Straight Single Guy (Max):
1) Don’t get him anything. It’s the best way to keep it fun and light. Sure, you can and should go have a baller dinner and some crazy sex but please, spare us. Holiday gifts at the beginning of a relationship are a lot more alarming than touching. Also, you can bet on the fact that he won’t get anything for you, and do you really want that awkward situation?… Wait, don’t answer that. I think you might.
2) After a year, it’s your call. My one suggestion would be to do something that you normally wouldn’t, like taking him to see his favorite sports team or buying the whole James Bond series and then watching it with him. (Remove clothes and add beer for effect.) Simply put, remind him that you rule.
3) Wow. I have to imagine that I’m married? I don’t know what I’d want as a husband… Maybe a classic car or a divorce. Anything else would be for the both of you.
Our “wise guys” are a rotating group of contributors, some of whom wish to remain anonymous and some of whom like the attention.
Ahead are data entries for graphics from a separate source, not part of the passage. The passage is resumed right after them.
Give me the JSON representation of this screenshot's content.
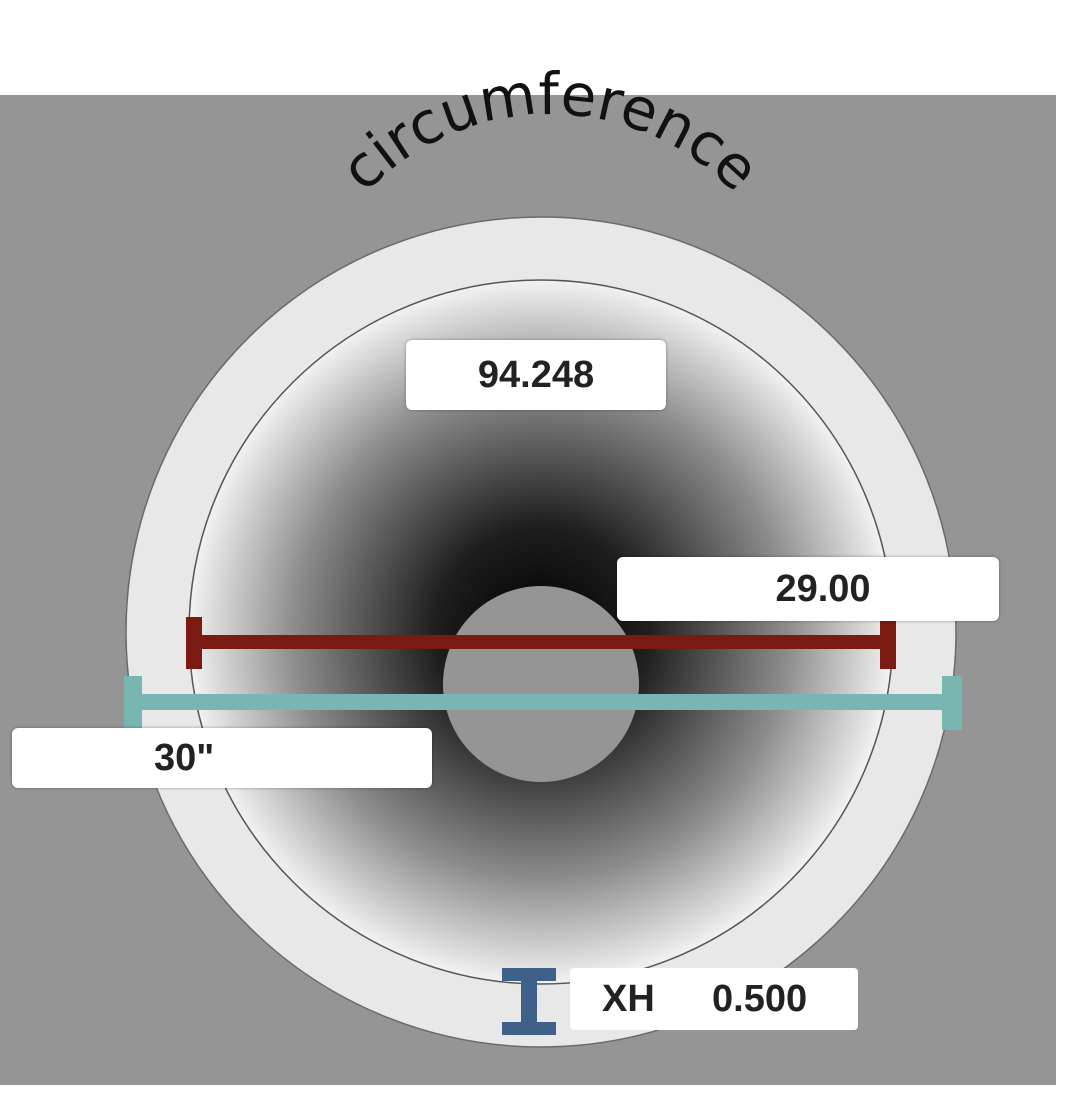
{
  "title_arc": "circumference",
  "circumference_value": "94.248",
  "inside_diameter_value": "29.00",
  "outside_diameter_value": "30\"",
  "wall": {
    "schedule": "XH",
    "thickness": "0.500"
  },
  "colors": {
    "background": "#959595",
    "pipe_wall": "#e8e8e8",
    "inside_dimension": "#7a1a12",
    "outside_dimension": "#79b5b1",
    "wall_marker": "#3f6189"
  }
}
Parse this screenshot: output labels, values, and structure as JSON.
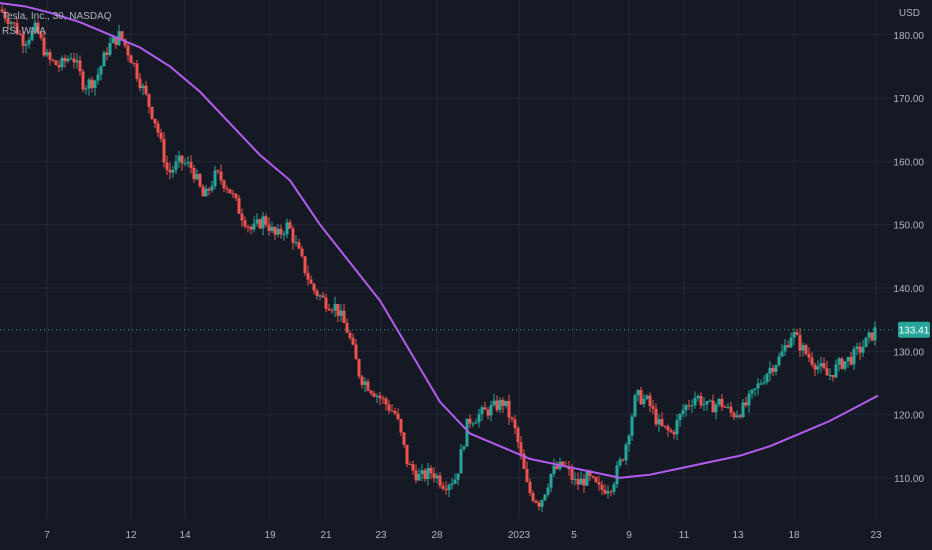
{
  "legend": {
    "title": "Tesla, Inc., 30, NASDAQ",
    "indicator": "RSI WMA"
  },
  "currency": "USD",
  "colors": {
    "background": "#151924",
    "grid": "#232733",
    "up": "#26a69a",
    "down": "#ef5350",
    "wma": "#b35cf0",
    "last_price_bg": "#26a69a",
    "axis_text": "#b2b5be"
  },
  "last_price": "133.41",
  "chart_data": {
    "type": "candlestick",
    "title": "Tesla, Inc., 30, NASDAQ",
    "y_axis": {
      "label": "USD",
      "ticks": [
        "110.00",
        "120.00",
        "130.00",
        "140.00",
        "150.00",
        "160.00",
        "170.00",
        "180.00"
      ],
      "range": [
        103.5,
        185.5
      ]
    },
    "x_axis": {
      "ticks": [
        "7",
        "12",
        "14",
        "19",
        "21",
        "23",
        "28",
        "2023",
        "5",
        "9",
        "11",
        "13",
        "18",
        "23"
      ]
    },
    "grid": true,
    "last_price": 133.41,
    "series": [
      {
        "name": "RSI WMA",
        "type": "line",
        "points": [
          [
            0,
            185
          ],
          [
            25,
            184.5
          ],
          [
            50,
            183.5
          ],
          [
            80,
            182
          ],
          [
            110,
            180
          ],
          [
            140,
            178
          ],
          [
            170,
            175
          ],
          [
            200,
            171
          ],
          [
            230,
            166
          ],
          [
            260,
            161
          ],
          [
            290,
            157
          ],
          [
            320,
            150
          ],
          [
            350,
            144
          ],
          [
            380,
            138
          ],
          [
            410,
            130
          ],
          [
            440,
            122
          ],
          [
            470,
            117
          ],
          [
            500,
            115
          ],
          [
            530,
            113
          ],
          [
            560,
            112
          ],
          [
            590,
            111
          ],
          [
            620,
            110
          ],
          [
            650,
            110.5
          ],
          [
            680,
            111.5
          ],
          [
            710,
            112.5
          ],
          [
            740,
            113.5
          ],
          [
            770,
            115
          ],
          [
            800,
            117
          ],
          [
            830,
            119
          ],
          [
            860,
            121.5
          ],
          [
            878,
            123
          ]
        ]
      },
      {
        "name": "price",
        "type": "candles",
        "points": [
          [
            0,
            184
          ],
          [
            12,
            182
          ],
          [
            24,
            179
          ],
          [
            36,
            181
          ],
          [
            48,
            176
          ],
          [
            60,
            175
          ],
          [
            72,
            177
          ],
          [
            84,
            172
          ],
          [
            96,
            173
          ],
          [
            108,
            178
          ],
          [
            120,
            180
          ],
          [
            132,
            176
          ],
          [
            144,
            171
          ],
          [
            156,
            166
          ],
          [
            168,
            158
          ],
          [
            180,
            160
          ],
          [
            192,
            159
          ],
          [
            204,
            154
          ],
          [
            216,
            158
          ],
          [
            228,
            156
          ],
          [
            240,
            152
          ],
          [
            252,
            149
          ],
          [
            264,
            151
          ],
          [
            276,
            148
          ],
          [
            288,
            150
          ],
          [
            300,
            145
          ],
          [
            312,
            140
          ],
          [
            324,
            138
          ],
          [
            336,
            137
          ],
          [
            348,
            133
          ],
          [
            360,
            126
          ],
          [
            372,
            124
          ],
          [
            384,
            122
          ],
          [
            396,
            120
          ],
          [
            408,
            112
          ],
          [
            420,
            110
          ],
          [
            432,
            111
          ],
          [
            444,
            109
          ],
          [
            456,
            110
          ],
          [
            468,
            119
          ],
          [
            480,
            120
          ],
          [
            492,
            121
          ],
          [
            504,
            122
          ],
          [
            516,
            117
          ],
          [
            528,
            108
          ],
          [
            540,
            106
          ],
          [
            552,
            111
          ],
          [
            564,
            112
          ],
          [
            576,
            109
          ],
          [
            588,
            110
          ],
          [
            600,
            108
          ],
          [
            612,
            109
          ],
          [
            624,
            114
          ],
          [
            636,
            123
          ],
          [
            648,
            122
          ],
          [
            660,
            118
          ],
          [
            672,
            117
          ],
          [
            684,
            121
          ],
          [
            696,
            123
          ],
          [
            708,
            121
          ],
          [
            720,
            122
          ],
          [
            732,
            120
          ],
          [
            744,
            121
          ],
          [
            756,
            124
          ],
          [
            768,
            127
          ],
          [
            780,
            129
          ],
          [
            792,
            133
          ],
          [
            804,
            130
          ],
          [
            816,
            128
          ],
          [
            828,
            126
          ],
          [
            840,
            128
          ],
          [
            852,
            129
          ],
          [
            864,
            131
          ],
          [
            876,
            133.4
          ]
        ]
      }
    ]
  }
}
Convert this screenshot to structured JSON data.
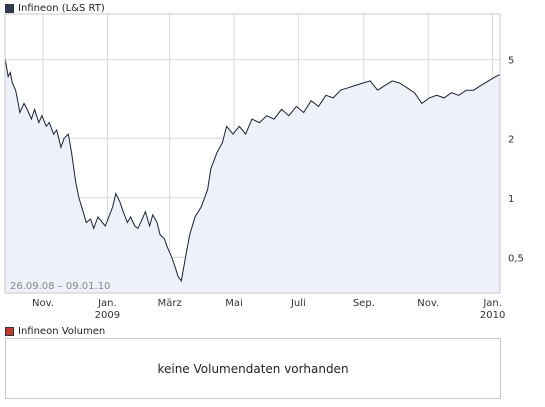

This week’s Straight Married Guy is Ben, a writer and artist living in Los Angeles who runs AdultParlorGames.com; our Single Gay Guy is one-time stripper and sex columnist Daniel; and our Single Straight Guy, Max, is a recent college grad in New England. To ask the guys your own question, click here.
Ben (Married guy):
“Lit or music festival” – that is a present for “both of you,” brother. But you did redeem with the 25-year scotch. 25-YO Macallan is good.
For the single dudes, I agree with Max. Don’t over think or over spend. One of the best gifts I ever got when I was single (other than this time with dirty nasty sex), was a framed and matted print/photo.
To me, Daniel’s advice, at least for a hetero guy, would be total overkill. It’s way too coupl-ey, way too soon, and I think would freak a lot of guys out.
I’m in agreement with Daniel and Cootz. Gay, straight or anything in-between, you need time to yourself. More importantly, as Cootz mentioned, you need the freedom to do this without feeling guilty or that you’re abandoning your partner or the relationship. Give us room to breathe!
I think Daniel is onto something with his advice for married couples. I’m in the middle of a divorce and a big part of the reason we’re ending our marriage is that I felt he’d forgotten we’re adults who are supposed to have separate hobbies and interests, me time, really, so that we can come back to the relationship feeling refreshed. I always joked that he was more of the woman in the relationship, more needy, emotional, and possessive than me.
Freedom to leave, do what I want for a while, and come back without any attitude or guilt about it sounds like the perfect gift.